Pulsatile tinnitus deserves prompt medical evaluation because it can be the first sign of a narrowed artery supplying the brain. Imaging studies can identify or rule out vascular causes, and many of the underlying conditions are treatable.

How Phantom Sounds Differ From Psychiatric Hallucinations

A natural worry when you hear sounds that aren’t there is whether something is wrong with your mental health. The distinction is fairly clear-cut. Tinnitus and related conditions produce meaningless sounds: ringing, buzzing, whooshing, siren tones, or music. Psychiatric auditory hallucinations, by contrast, typically involve voices, conversations, or sounds that seem to carry intent or meaning.

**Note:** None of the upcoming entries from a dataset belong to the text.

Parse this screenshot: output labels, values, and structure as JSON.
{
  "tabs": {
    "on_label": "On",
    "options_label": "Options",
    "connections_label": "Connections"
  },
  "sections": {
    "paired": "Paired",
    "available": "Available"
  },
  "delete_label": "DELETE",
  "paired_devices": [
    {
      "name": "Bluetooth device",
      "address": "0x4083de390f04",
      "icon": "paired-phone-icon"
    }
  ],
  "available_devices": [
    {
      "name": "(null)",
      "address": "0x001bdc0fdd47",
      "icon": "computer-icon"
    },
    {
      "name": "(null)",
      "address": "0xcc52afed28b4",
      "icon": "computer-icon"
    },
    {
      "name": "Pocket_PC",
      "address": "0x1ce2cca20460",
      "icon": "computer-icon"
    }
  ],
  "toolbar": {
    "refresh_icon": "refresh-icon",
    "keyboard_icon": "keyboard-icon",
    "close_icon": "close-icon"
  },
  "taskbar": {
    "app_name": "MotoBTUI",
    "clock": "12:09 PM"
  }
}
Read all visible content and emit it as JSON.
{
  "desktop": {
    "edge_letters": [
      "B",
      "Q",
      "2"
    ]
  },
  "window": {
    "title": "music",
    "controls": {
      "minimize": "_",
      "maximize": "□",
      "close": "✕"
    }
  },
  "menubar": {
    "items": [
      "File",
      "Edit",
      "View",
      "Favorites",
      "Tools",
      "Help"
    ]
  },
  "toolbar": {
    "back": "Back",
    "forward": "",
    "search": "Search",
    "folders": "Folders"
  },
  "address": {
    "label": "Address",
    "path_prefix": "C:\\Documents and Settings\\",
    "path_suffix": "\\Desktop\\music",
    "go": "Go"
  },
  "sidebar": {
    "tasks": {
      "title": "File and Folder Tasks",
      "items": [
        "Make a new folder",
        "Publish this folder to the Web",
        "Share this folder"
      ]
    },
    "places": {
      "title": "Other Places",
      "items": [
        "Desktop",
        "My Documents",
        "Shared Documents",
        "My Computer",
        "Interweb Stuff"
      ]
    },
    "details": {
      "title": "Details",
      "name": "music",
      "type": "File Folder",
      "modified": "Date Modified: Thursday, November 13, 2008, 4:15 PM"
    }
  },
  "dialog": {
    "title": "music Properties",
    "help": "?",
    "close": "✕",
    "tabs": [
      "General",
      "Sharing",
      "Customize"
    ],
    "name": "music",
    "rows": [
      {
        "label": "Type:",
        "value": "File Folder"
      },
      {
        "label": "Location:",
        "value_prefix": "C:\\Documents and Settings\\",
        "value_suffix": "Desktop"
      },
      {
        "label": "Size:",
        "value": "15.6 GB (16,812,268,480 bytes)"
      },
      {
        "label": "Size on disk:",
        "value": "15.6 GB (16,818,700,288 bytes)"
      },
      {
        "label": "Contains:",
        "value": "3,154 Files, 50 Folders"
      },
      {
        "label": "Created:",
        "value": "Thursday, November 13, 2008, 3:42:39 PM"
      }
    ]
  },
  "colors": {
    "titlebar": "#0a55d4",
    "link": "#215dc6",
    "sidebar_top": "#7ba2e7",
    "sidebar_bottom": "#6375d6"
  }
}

There’s also a practical test. Covering your ear with your palm tends to unmask or amplify tinnitus, while it has no effect on psychiatric hallucinations. People with tinnitus can usually pinpoint when they first noticed the sound and describe specific conditions that make it better or worse. Psychiatric hallucinations tend to be less predictable in their timing and are often accompanied by other symptoms like disorganized thinking, paranoia, or significant mood disturbance.

Some people experience both. Research on patients with schizophrenia found that those who had tinnitus alongside vocal hallucinations reported the combination as more distressing than either one alone, and described the two types of sound as distinctly different from each other. If you’re hearing only non-vocal sounds like sirens or ringing, with no voices and no other psychiatric symptoms, a psychiatric cause is unlikely.

Rare Neurological Causes

In uncommon cases, phantom sounds like buzzing, humming, ringing, or siren-like tones originate from seizure activity in the brain. A condition called autosomal dominant epilepsy with auditory features causes focal seizures that begin in the lateral temporal lobe, the part of the brain that processes sound. During these seizures, people hear buzzing, humming, or ringing. The episodes are brief, may be accompanied by a sense of déjà vu or altered awareness, and tend to run in families. The condition results from genetic variants that impair how neurons form connections, leading to abnormal electrical activity.

This is rare and looks quite different from tinnitus or exploding head syndrome. The sounds come in discrete episodes alongside other neurological symptoms, rather than being constant or tied to sleep transitions. An EEG can detect the abnormal electrical patterns, and brain imaging can rule out structural causes.

What to Pay Attention To

The pattern of the sound tells you a lot about what’s happening. A constant or near-constant tone, especially one that’s worse in quiet settings, points toward tinnitus. A sudden loud sound at the edge of sleep that lasts a fraction of a second fits exploding head syndrome. A rhythmic, pulse-synced sound suggests pulsatile tinnitus and warrants vascular evaluation. Complex sounds like music or sirens in someone with known hearing loss suggest musical ear syndrome.

Tracking when the sound occurs, how long it lasts, whether it matches your pulse, and whether anything makes it better or worse gives a clinician most of what they need to narrow down the cause. A standard workup might include a hearing test, blood work, an EEG to check for seizure activity, and brain imaging if there’s any suspicion of a structural or vascular problem.